Я хочу возразить, сказать, что ничего особенного в этом нет, но Максвелл уже продолжает:

— То ли состояние Лавджоя, то ли его знания начали притягивать различных людей. К тому времени Лавджой уже служил ведущим инквизитором и ему прочили хорошее будущее и блестящую карьеру. К моменту, когда ему исполнилось тридцать, он уже раскрыл с десяток громких дел и имел хорошее имя в определенных кругах.

Инквизитор замолкает, отбрасывает с лица волосы и глядит на окно. Я повторяю его движение, но не вижу ровным счетом ничего: прикроватный столик и стоящая на нем лампа загораживают весь обзор, поэтому я лишь вопросительно смотрю на мужчину.

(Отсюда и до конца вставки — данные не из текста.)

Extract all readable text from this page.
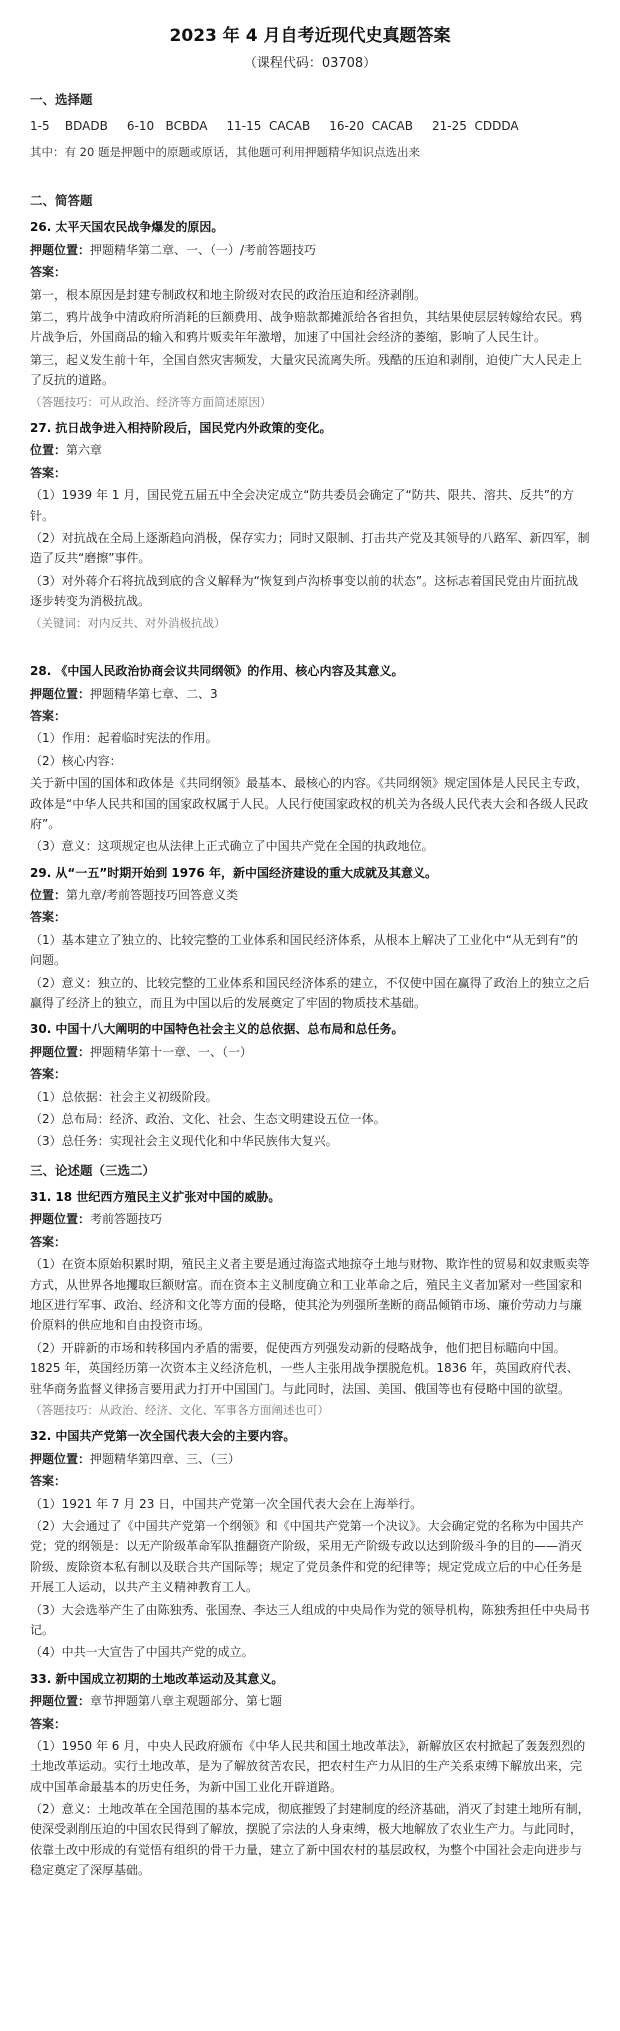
2023 年 4 月自考近现代史真题答案
（课程代码：03708）
一、选择题
1-5    BDADB     6-10   BCBDA     11-15  CACAB     16-20  CACAB     21-25  CDDDA
其中：有 20 题是押题中的原题或原话，其他题可利用押题精华知识点选出来
二、简答题
26. 太平天国农民战争爆发的原因。
押题位置：押题精华第二章、一、（一）/考前答题技巧
答案：
第一，根本原因是封建专制政权和地主阶级对农民的政治压迫和经济剥削。
第二，鸦片战争中清政府所消耗的巨额费用、战争赔款都摊派给各省担负，其结果使层层转嫁给农民。鸦片战争后，外国商品的输入和鸦片贩卖年年激增，加速了中国社会经济的萎缩，影响了人民生计。
第三，起义发生前十年，全国自然灾害频发，大量灾民流离失所。残酷的压迫和剥削，迫使广大人民走上了反抗的道路。
（答题技巧：可从政治、经济等方面简述原因）
27. 抗日战争进入相持阶段后，国民党内外政策的变化。
位置：第六章
答案：
（1）1939 年 1 月，国民党五届五中全会决定成立“防共委员会确定了“防共、限共、溶共、反共”的方针。
（2）对抗战在全局上逐渐趋向消极，保存实力；同时又限制、打击共产党及其领导的八路军、新四军，制造了反共“磨擦”事件。
（3）对外蒋介石将抗战到底的含义解释为“恢复到卢沟桥事变以前的状态”。这标志着国民党由片面抗战逐步转变为消极抗战。
（关键词：对内反共、对外消极抗战）
28. 《中国人民政治协商会议共同纲领》的作用、核心内容及其意义。
押题位置：押题精华第七章、二、3
答案：
（1）作用：起着临时宪法的作用。
（2）核心内容：
关于新中国的国体和政体是《共同纲领》最基本、最核心的内容。《共同纲领》规定国体是人民民主专政，政体是“中华人民共和国的国家政权属于人民。人民行使国家政权的机关为各级人民代表大会和各级人民政府”。
（3）意义：这项规定也从法律上正式确立了中国共产党在全国的执政地位。
29. 从“一五”时期开始到 1976 年，新中国经济建设的重大成就及其意义。
位置：第九章/考前答题技巧回答意义类
答案：
（1）基本建立了独立的、比较完整的工业体系和国民经济体系，从根本上解决了工业化中“从无到有”的问题。
（2）意义：独立的、比较完整的工业体系和国民经济体系的建立，不仅使中国在赢得了政治上的独立之后赢得了经济上的独立，而且为中国以后的发展奠定了牢固的物质技术基础。
30. 中国十八大阐明的中国特色社会主义的总依据、总布局和总任务。
押题位置：押题精华第十一章、一、（一）
答案：
（1）总依据：社会主义初级阶段。
（2）总布局：经济、政治、文化、社会、生态文明建设五位一体。
（3）总任务：实现社会主义现代化和中华民族伟大复兴。
三、论述题（三选二）
31. 18 世纪西方殖民主义扩张对中国的威胁。
押题位置：考前答题技巧
答案：
（1）在资本原始积累时期，殖民主义者主要是通过海盗式地掠夺土地与财物、欺诈性的贸易和奴隶贩卖等方式，从世界各地攫取巨额财富。而在资本主义制度确立和工业革命之后，殖民主义者加紧对一些国家和地区进行军事、政治、经济和文化等方面的侵略，使其沦为列强所垄断的商品倾销市场、廉价劳动力与廉价原料的供应地和自由投资市场。
（2）开辟新的市场和转移国内矛盾的需要，促使西方列强发动新的侵略战争，他们把目标瞄向中国。1825 年，英国经历第一次资本主义经济危机，一些人主张用战争摆脱危机。1836 年，英国政府代表、驻华商务监督义律扬言要用武力打开中国国门。与此同时，法国、美国、俄国等也有侵略中国的欲望。
（答题技巧：从政治、经济、文化、军事各方面阐述也可）
32. 中国共产党第一次全国代表大会的主要内容。
押题位置：押题精华第四章、三、（三）
答案：
（1）1921 年 7 月 23 日，中国共产党第一次全国代表大会在上海举行。
（2）大会通过了《中国共产党第一个纲领》和《中国共产党第一个决议》。大会确定党的名称为中国共产党；党的纲领是：以无产阶级革命军队推翻资产阶级，采用无产阶级专政以达到阶级斗争的目的——消灭阶级、废除资本私有制以及联合共产国际等；规定了党员条件和党的纪律等；规定党成立后的中心任务是开展工人运动，以共产主义精神教育工人。
（3）大会选举产生了由陈独秀、张国焘、李达三人组成的中央局作为党的领导机构，陈独秀担任中央局书记。
（4）中共一大宣告了中国共产党的成立。
33. 新中国成立初期的土地改革运动及其意义。
押题位置：章节押题第八章主观题部分、第七题
答案：
（1）1950 年 6 月，中央人民政府颁布《中华人民共和国土地改革法》，新解放区农村掀起了轰轰烈烈的土地改革运动。实行土地改革，是为了解放贫苦农民，把农村生产力从旧的生产关系束缚下解放出来，完成中国革命最基本的历史任务，为新中国工业化开辟道路。
（2）意义：土地改革在全国范围的基本完成，彻底摧毁了封建制度的经济基础，消灭了封建土地所有制，使深受剥削压迫的中国农民得到了解放，摆脱了宗法的人身束缚，极大地解放了农业生产力。与此同时，依靠土改中形成的有觉悟有组织的骨干力量，建立了新中国农村的基层政权，为整个中国社会走向进步与稳定奠定了深厚基础。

— Снег, — коротко поясняет тот, беря меня за руку, — опять метет.

— Зима же, — улыбаюсь.

Мне безумно хочется спуститься вниз и ощутить снег на ладонях. Но наш семейный исследователь, кажется, взялся за меня всерьез — и от его многочисленных зелий меня даже не держат ноги.

— Лавджой, — напоминаю я, возвращая Риндана к тебе разговора.

— Да, Лавджой, — послушно соглашается он, проведя рукой по лицу, — ему прочили прекрасное будущее. Но судьба, как всегда, внесла свои коррективы.

Труба отопления, протянутая вдоль стены, протяжно гудит, принося в комнату новую порцию тепла.

— Тогда в столице поднимали голову сразу несколько запрещенных организаций. Кардинал только вступил в должность и его позиция была достаточно шаткой, — он коротко улыбается, — молодой мальчишка, как считали в народе, плохо подходил на роль королевского наместника.

— Как показало время, в народе ошибались, — констатирую я очевидное.

— Да, он действительно стал всеобщим любимцем, — кивает Риндан, — но позже. А тогда на него организовали настоящую охоту. Чего только стоят три покушения! Это сейчас я понимаю, что фанатики уже тогда видели в нем угрозу — ведь он сразу дал понять, что не намерен проявлять толерантность к инакомыслящим. И инакомыслящие это услышали.

Я вздыхаю — как иногда мало нужно для человеческой ненависти. Кардинал в свое время тоже хлебнул фунт лиха — но умудрился не только сохранить лицо, но и обрести всенародное признание.

— Я не могу утверждать наверняка, но у меня есть подозрения, что та же организация, которая стояла за взрывами, и организовала все три покушения, — будто нехотя продолжает Максвелл, — и, не достав до кардинала, они решили выразить свое мнение другими способами.

— Взрывы, — понятливо киваю я.

— Взрывы. Много, чертовски много взрывов.

Мы некоторое время молчим, а затем инквизитор снова продолжает:

— Не могу точно сказать, когда Лавджой пополнил ряды этой секты, — последнее слово он будто выплевывает, — но все сводится к тому, что семь лет назад он был уже в их числе. Тогда диверсии стали другими — более точными, выверенными. Изменился их характер. И главное — заклинания.

— Но… зачем? — я все еще не могу понять.